Center for European Policy Analysis highlights IREX’s innovation in strengthening media literacy
The report synthesizes dozens of case studies to analyze Russian disinformation campaigns, which pose an increasing threat to the United States and European allies. The authors offer recommendations for strengthening media in democracies and educating media consumers.
IREX... has broken new ground in stepping outside the education system to promote media literacy.
Edward Lucas and Peter Pomerantsev, Winning the Information War
“The concept of media literacy has long been seen as synonymous with education,” Edward Lucas and Peter Pomerantsev write in the report, “but what media literacy education means is changing: it is moving out of the classroom and into communities.”
In Ukraine, they continue, IREX has “broken new ground in stepping outside the education system to promote media literacy.”
(Update: A report by Paul Copeland for the Legatum Institute’s Beyond Propaganda series calls the curriculum “an impressive document largely developed from scratch by a team led by IREX Ukraine’s Director of Programmes.” Read more in the full report: Factual Entertainment: How to Make Media Literacy Popular.)
The report describes IREX’s implementation of the Citizen Media Literacy Project – Ukraine. This nine-month project taught 440 “trainers” in central and eastern Ukraine to evaluate the trustworthiness of media sources. Then trainers conducted their own training sessions and consultations with more than 15,000 citizens.
In contrast to traditional approaches, IREX’s “Learn to Discern” approach was designed to be both fun and practical for any audience, not just for those with a college degree. “We basically tried to get away from anything academic,” said Myahriban Karyagdyyeva, IREX’s director of programs in Ukraine. For example, trainers received videos, games, cards, stickers, and other props that made concepts more concrete and engaging.

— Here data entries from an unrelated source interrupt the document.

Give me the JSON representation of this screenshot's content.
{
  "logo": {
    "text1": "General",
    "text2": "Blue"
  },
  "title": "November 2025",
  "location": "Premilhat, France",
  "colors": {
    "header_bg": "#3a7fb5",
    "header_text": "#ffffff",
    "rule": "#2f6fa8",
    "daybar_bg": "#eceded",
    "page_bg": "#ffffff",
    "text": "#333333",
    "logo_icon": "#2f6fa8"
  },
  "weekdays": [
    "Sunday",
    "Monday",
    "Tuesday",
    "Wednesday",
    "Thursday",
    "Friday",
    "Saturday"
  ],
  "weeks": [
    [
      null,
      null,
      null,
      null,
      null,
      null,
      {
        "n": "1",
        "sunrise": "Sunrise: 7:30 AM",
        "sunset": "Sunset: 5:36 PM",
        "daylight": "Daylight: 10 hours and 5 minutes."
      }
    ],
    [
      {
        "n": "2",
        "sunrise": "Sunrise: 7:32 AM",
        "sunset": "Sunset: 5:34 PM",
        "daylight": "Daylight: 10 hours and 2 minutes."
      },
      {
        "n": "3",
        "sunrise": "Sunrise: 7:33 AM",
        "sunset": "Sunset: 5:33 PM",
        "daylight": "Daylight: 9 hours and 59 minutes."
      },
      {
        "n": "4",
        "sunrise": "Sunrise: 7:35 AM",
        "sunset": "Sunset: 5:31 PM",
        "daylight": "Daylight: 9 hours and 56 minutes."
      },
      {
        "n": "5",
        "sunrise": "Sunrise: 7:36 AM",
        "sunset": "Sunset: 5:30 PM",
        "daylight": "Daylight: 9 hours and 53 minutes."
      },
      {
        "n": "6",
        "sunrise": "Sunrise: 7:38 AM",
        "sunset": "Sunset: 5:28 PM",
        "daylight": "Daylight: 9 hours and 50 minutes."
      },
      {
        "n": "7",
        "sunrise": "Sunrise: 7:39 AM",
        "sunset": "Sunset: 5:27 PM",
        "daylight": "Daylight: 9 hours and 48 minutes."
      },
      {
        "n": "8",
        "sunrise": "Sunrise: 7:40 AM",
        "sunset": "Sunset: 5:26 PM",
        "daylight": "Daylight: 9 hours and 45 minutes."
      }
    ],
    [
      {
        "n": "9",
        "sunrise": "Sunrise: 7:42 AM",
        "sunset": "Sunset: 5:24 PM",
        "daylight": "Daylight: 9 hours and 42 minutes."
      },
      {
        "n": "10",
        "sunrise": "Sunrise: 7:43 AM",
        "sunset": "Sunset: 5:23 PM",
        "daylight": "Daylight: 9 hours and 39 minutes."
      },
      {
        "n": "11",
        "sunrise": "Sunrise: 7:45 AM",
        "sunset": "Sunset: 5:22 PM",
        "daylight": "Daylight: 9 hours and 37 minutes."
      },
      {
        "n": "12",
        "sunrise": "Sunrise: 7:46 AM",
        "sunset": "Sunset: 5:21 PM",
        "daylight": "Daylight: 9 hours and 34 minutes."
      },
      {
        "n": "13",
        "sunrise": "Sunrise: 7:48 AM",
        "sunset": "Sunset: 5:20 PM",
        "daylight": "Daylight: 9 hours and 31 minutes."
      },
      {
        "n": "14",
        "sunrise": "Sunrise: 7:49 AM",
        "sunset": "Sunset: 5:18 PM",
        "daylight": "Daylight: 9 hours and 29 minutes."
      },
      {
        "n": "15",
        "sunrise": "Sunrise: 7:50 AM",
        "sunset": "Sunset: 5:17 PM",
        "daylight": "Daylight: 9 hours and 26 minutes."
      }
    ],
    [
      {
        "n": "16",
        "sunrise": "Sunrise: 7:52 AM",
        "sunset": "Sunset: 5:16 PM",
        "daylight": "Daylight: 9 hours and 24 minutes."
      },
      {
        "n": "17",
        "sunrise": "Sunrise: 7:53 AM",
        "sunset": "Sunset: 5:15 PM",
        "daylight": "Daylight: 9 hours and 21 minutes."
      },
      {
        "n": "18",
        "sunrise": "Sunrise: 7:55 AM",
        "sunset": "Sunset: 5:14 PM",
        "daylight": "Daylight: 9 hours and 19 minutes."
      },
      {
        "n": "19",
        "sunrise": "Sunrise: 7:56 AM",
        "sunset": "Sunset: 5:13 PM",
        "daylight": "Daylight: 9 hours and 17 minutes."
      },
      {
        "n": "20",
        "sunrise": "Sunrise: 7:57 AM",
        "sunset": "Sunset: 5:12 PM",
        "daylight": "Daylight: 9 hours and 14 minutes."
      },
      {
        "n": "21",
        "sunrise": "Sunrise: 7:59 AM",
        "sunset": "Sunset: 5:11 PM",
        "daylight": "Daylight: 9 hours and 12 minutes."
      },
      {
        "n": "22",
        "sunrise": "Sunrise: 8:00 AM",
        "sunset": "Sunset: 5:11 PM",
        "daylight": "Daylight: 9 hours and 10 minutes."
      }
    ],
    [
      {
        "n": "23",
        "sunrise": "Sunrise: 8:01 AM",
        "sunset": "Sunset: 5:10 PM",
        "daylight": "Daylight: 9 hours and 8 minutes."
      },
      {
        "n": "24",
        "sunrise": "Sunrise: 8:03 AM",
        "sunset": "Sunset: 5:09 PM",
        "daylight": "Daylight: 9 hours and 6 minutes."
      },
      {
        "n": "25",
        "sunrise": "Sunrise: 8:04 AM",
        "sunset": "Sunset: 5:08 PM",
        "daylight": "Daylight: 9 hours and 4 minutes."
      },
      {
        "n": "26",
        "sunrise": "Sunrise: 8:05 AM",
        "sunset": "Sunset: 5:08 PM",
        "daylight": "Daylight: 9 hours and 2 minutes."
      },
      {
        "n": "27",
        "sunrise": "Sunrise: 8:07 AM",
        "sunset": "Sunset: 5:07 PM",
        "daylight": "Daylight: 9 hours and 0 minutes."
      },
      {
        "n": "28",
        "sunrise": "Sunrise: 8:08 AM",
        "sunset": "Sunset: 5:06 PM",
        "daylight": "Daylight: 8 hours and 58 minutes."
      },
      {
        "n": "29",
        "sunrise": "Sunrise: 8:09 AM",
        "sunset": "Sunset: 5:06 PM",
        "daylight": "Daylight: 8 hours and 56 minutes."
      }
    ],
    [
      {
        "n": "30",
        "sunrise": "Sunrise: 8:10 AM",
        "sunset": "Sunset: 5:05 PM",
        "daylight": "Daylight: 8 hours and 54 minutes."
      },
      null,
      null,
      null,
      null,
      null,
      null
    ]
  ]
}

Trainers reached a wide variety of groups, including students, teachers, university and continuing education instructors, librarians, activists, NGO representatives, union members, military soldiers and officers, veterans, engineers, entrepreneurs, psychologists, local and regional public servants, lawyers, senior citizens, health workers, internally displaced persons, and LGBTI community members.
The project also conducted a media literacy campaign that reached approximately 20 million TV viewers, 8 million radio listeners, 10,000 YouTube users, and countless Metro riders.